Clearly, quality of life has been degrading across almost all measures in a significant way, and this statement of his indicates that he has been living in a bubble isolated from most of We The People.


I also would like to point out the trap in what he is saying. By framing this issue in terms of "the government vs. the people", he is making a big mistake. Even if governments were to disappear (which is akin to what corporations want), we would still be subject to this kind of intrusive degradation of our rights at the hands of corporations. In fact, although the rights enumerated in the US Constitution allegedly guarantee our freedoms (if we would only enforce that document's requirements), they do not prevent corporations from doing whatever they want to us.
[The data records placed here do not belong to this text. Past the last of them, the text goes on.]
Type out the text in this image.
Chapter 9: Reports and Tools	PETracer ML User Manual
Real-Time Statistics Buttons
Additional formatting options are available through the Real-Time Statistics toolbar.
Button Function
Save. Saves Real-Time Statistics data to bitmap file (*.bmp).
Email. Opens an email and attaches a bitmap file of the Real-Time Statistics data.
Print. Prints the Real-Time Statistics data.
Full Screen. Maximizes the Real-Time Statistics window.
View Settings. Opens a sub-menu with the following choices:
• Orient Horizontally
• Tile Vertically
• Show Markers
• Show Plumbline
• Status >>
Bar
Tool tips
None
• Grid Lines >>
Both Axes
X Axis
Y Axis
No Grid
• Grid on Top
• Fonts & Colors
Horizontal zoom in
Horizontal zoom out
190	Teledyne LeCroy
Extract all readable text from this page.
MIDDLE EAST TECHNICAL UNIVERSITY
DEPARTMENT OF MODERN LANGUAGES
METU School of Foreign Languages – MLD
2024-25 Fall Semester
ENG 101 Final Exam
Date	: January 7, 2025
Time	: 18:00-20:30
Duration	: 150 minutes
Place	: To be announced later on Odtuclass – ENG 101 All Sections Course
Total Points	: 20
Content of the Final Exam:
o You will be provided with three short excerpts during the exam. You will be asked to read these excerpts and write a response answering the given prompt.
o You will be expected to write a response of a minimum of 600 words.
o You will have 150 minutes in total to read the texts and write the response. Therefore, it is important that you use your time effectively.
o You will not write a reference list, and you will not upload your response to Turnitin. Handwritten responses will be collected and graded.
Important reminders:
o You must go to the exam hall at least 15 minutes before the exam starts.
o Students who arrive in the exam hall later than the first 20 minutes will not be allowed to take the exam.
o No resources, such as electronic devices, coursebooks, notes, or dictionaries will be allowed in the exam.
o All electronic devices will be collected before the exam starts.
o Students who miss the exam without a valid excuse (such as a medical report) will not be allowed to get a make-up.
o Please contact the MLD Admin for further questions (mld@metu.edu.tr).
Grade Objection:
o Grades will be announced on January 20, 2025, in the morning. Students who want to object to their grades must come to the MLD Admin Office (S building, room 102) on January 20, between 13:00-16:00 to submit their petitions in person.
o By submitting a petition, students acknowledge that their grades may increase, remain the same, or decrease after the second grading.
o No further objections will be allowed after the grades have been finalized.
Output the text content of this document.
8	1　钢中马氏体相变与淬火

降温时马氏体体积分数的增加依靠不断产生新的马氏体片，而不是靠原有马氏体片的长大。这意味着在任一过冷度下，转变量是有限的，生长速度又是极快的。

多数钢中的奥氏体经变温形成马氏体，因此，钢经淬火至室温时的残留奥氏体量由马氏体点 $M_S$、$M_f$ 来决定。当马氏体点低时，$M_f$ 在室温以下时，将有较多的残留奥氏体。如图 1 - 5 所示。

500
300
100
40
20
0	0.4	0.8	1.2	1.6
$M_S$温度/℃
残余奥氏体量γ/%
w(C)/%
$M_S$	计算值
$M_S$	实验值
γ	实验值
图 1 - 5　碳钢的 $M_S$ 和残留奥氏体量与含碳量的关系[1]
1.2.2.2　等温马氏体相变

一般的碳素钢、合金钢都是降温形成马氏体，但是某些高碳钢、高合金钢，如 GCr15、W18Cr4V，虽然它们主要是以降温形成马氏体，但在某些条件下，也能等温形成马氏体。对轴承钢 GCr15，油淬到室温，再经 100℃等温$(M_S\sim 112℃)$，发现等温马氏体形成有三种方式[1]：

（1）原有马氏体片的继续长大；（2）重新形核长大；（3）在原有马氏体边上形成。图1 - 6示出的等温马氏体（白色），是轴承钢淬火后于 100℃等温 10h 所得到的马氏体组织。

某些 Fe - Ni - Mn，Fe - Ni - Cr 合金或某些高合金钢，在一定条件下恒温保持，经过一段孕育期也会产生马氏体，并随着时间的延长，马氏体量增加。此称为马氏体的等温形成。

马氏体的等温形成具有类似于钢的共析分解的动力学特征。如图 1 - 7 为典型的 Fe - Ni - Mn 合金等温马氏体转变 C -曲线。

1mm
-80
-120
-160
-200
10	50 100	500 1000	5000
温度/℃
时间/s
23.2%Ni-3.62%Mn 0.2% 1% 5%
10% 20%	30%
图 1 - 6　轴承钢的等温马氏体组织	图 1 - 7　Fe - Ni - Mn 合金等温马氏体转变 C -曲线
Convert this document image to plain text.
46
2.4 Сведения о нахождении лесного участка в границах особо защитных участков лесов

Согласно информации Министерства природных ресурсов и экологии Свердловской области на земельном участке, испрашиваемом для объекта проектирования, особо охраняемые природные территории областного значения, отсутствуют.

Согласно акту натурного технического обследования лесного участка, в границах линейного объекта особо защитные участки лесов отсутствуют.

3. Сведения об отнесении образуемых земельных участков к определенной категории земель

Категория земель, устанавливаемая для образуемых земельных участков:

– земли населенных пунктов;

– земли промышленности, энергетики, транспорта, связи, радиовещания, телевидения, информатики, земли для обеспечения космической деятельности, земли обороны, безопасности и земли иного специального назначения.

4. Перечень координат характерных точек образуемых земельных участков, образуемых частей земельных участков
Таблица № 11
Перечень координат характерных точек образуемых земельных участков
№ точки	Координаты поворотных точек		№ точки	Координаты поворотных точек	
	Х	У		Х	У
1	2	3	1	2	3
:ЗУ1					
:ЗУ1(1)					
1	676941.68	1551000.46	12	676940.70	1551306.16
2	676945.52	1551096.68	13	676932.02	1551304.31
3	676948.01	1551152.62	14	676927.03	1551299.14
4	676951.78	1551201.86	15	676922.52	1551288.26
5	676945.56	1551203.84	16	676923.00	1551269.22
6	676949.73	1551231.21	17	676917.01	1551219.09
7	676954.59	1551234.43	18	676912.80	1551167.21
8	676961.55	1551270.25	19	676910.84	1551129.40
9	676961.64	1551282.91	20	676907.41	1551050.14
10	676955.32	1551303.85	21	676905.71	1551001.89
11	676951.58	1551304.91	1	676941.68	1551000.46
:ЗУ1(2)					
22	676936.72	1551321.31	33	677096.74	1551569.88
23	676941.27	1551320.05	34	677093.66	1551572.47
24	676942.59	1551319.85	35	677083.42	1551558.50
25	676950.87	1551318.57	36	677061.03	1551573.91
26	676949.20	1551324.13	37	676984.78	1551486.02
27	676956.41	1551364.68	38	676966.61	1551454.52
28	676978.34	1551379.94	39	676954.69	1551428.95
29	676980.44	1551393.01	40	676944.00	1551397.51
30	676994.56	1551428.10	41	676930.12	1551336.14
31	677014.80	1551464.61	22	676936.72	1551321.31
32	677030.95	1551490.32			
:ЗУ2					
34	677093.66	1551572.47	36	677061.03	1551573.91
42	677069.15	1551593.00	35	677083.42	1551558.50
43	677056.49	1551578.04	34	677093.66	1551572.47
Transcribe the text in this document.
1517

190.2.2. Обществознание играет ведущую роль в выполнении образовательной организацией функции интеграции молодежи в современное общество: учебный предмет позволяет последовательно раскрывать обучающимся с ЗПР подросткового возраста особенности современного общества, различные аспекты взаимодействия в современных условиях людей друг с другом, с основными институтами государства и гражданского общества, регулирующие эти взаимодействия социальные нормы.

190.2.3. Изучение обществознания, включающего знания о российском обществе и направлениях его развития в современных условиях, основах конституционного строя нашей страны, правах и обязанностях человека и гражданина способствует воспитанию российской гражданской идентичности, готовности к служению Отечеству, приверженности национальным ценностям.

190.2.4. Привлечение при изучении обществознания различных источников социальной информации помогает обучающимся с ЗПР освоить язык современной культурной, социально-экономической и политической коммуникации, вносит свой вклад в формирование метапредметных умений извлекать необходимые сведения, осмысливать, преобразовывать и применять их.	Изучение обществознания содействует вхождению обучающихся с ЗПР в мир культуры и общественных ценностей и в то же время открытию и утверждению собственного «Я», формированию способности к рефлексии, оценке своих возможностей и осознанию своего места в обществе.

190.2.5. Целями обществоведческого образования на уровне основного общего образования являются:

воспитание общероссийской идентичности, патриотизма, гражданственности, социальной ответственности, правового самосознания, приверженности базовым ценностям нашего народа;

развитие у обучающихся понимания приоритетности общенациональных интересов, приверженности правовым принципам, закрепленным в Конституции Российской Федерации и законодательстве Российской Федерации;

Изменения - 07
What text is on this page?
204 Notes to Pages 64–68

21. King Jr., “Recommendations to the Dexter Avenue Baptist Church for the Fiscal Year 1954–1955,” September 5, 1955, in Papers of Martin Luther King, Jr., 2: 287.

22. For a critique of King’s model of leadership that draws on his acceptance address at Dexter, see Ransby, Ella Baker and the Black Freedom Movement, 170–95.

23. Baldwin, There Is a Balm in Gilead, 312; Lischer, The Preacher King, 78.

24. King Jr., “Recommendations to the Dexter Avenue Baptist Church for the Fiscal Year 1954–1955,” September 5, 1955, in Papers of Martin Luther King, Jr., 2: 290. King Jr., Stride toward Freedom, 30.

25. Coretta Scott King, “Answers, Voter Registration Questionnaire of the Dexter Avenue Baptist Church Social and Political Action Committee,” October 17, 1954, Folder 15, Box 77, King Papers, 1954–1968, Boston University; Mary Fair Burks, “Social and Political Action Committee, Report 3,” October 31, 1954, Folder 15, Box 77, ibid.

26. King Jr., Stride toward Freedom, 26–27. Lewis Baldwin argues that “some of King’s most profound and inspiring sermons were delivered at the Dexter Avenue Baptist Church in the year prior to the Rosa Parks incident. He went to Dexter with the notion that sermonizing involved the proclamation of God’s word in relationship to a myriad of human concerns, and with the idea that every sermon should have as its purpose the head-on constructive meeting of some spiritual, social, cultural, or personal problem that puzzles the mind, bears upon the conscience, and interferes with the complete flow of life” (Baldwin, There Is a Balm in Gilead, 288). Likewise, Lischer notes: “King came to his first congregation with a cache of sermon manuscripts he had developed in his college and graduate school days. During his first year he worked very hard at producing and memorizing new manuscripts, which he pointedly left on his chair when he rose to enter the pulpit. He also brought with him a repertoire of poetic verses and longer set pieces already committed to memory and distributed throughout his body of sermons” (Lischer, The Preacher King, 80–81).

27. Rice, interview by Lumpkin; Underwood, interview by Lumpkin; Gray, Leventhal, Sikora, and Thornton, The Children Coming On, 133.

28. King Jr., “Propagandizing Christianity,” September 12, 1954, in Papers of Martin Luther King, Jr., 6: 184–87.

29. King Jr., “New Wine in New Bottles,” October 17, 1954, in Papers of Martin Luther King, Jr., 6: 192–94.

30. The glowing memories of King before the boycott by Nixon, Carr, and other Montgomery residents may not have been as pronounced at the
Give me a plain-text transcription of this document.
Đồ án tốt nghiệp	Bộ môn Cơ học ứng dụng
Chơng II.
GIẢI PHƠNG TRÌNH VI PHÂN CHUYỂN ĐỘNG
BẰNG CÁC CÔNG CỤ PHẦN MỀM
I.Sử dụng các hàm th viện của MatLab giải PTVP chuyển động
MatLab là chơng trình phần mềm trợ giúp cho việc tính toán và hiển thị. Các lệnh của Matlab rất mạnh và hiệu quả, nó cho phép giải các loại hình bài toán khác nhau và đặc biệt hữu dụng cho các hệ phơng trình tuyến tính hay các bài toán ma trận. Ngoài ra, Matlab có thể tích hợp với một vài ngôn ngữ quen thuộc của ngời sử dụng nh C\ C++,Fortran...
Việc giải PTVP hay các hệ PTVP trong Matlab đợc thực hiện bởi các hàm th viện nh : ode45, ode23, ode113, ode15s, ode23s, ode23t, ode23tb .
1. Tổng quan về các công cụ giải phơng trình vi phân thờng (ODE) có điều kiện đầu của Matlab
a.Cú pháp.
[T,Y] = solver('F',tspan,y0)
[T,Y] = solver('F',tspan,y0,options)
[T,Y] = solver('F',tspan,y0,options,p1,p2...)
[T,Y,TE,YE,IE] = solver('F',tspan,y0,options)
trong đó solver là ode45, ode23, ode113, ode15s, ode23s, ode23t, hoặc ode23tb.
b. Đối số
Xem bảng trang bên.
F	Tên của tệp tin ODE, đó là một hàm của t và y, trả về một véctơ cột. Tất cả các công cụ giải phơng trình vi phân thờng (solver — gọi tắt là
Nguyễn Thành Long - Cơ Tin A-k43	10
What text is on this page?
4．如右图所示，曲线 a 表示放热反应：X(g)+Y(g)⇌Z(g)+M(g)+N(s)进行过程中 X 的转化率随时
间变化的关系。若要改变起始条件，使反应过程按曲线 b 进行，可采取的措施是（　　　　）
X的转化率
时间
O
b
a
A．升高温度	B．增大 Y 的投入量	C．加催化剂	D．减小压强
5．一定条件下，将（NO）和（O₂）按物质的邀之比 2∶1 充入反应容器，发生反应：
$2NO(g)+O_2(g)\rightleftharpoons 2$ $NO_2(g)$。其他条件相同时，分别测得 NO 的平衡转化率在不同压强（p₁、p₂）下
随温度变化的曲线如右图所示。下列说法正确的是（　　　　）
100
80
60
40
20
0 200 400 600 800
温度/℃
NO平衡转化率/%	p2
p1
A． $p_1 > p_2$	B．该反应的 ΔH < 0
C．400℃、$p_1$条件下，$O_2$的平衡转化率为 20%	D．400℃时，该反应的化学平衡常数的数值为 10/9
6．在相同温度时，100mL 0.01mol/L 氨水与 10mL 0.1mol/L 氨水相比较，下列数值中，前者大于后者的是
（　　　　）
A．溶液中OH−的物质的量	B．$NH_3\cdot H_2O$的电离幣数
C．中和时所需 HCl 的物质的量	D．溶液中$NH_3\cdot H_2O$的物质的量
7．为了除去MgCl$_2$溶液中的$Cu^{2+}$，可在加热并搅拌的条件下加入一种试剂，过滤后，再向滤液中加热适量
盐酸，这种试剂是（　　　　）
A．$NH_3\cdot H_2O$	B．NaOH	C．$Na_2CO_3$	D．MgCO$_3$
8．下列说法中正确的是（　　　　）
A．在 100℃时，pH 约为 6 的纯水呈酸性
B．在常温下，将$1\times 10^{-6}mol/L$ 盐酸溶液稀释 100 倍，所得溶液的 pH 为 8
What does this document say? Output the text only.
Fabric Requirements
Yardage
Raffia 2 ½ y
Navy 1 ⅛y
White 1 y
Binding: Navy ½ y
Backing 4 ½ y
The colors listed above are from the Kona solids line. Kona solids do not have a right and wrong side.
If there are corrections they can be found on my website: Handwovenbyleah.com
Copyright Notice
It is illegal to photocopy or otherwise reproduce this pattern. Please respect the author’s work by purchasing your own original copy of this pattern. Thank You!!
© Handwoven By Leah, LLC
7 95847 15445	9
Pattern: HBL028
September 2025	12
In fact, almost every single contract each of us has or ever will sign with a corporation requires us to unilaterally give up whatever rights we do have for the "privilege" of doing business with them.


Eventually nation states will be replaced with market states, and this concept of "rights" will have no meaning. You have no "rights" in a business negotiation with a corporation that is not required to do business with you, does not need your business to survive, and which will only conduct that business on its terms and not yours.


If you don't believe me, wait until the secret requirements of TPP and TTIP are fast-tracked through Congress. Once they are signed by Obama ad-Dajjal, many of our "rights" will be gone forever.